Lastly and my personal favorite, an outright buyout of a peer. Why do i like this option so much? Aahh well......because of the said target ofcourse! Now in this scenario, Kelt would be limited on how much of a bite they can take and how much leverage they can use with the company's shares. As it's nice to use your company like a credit card, mgmt would have to mindfull of overleveraging themselves to the point of financial distress. I don't think they want to go down that road again. So who do i think would make the most sense for Kelt if they want to not only get bigger but also stronger including tranforming the company into a possible target themsleves in the future? Pipestone Energy, that's who. So what makes me believe that the Pipestone assets are the best option for Kelt going forward? Well, think about this. With Pipestone just recently having been able to attract a $70M financing in an envronment like this with not one BUT TWO lenders is quite amamzing. Amazing in the sense that venture capital would be willing to lend you this much money in a difficult & unfavorable environment like this. So this imo, speaks volumes of not only Pipestone mgmt's capabilities but the assets as well. With these additional funds, it would bring Pipestone debt down from ~$185M to ~$130M and they would be a ~17k producer heavy on condys & Natural gas. Now folks add 2&2 and youll see it gives a clear 4. A combination of these two companies & their assets would give you a company with a production rate of ~35k/boe with only $130M in debt. In addition, with Kelt having "behind the pipe" addon production capacity of about 8k AND Pipestone being able to ramp up to about 34k in the short to mid term with limited investment, you're talking about a 60K/boe producer with not that much extra investment needed to reach there. And if Kelt decides to use that extra ~60M in cash they have towards the debt, then debt load would be a reduced further to a measely $70M or in other words......more or less DEBT FREE. So if there was ever a perfect case for a combination to be made..... this is it folks.

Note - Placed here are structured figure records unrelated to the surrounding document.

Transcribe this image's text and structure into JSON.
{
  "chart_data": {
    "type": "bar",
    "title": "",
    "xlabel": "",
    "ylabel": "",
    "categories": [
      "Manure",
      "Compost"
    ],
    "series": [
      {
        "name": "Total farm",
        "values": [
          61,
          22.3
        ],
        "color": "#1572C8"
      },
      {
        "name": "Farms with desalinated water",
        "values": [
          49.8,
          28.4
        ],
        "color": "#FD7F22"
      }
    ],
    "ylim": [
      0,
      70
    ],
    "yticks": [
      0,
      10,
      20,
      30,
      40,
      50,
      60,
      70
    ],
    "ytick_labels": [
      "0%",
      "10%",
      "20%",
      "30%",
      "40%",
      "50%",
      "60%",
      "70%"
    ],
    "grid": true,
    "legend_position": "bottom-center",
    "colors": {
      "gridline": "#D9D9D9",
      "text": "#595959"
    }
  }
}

This above assessment and predictions are of course dependent on several general upcoming economic & political events becoming fulfilled by year end. These assumptions being Mr. Trump regains his throne in November and the CoronaVirus epidemic dying out by 2021 which in turn when both of these events are achieved, it will put into motion the third & final event, which is in the very least a mild but nimble recovery in energy prices. Maybe even a robust boom in natural gas demand & pricing. Failure for any one of those events or god forbid, BOTH, then my friends ALL BETS  ARE OFF and may whatever god you believe in save us all. My rec'd in that case would be to exit the market completely and get on your knees & pray that a miracle happens. So by Kelt "sticking around" and getting bigger does have its risks if those two triggers fail, it does also bring great potential in the long run if those events turn out ok. So as i may have preffered a complete sale over an acquisition, i'm not the one in control of this ship and if i see another iceberg in the distance, it will be time for me to dispose of the remainder of my 1/4 shares here. Well, that's about all i have to say people. I know this was a lonnnng read but i rather post once in a blue moon with relevant info & thought than continuously spam the board with useless jargon & cliched platitudes. Besides, aren't these boards meant to be an informative & shared resource for those investors who are inquisitive and crave  differing opinions/views compared to their own to help them achieve a successfull investment?  I hope so.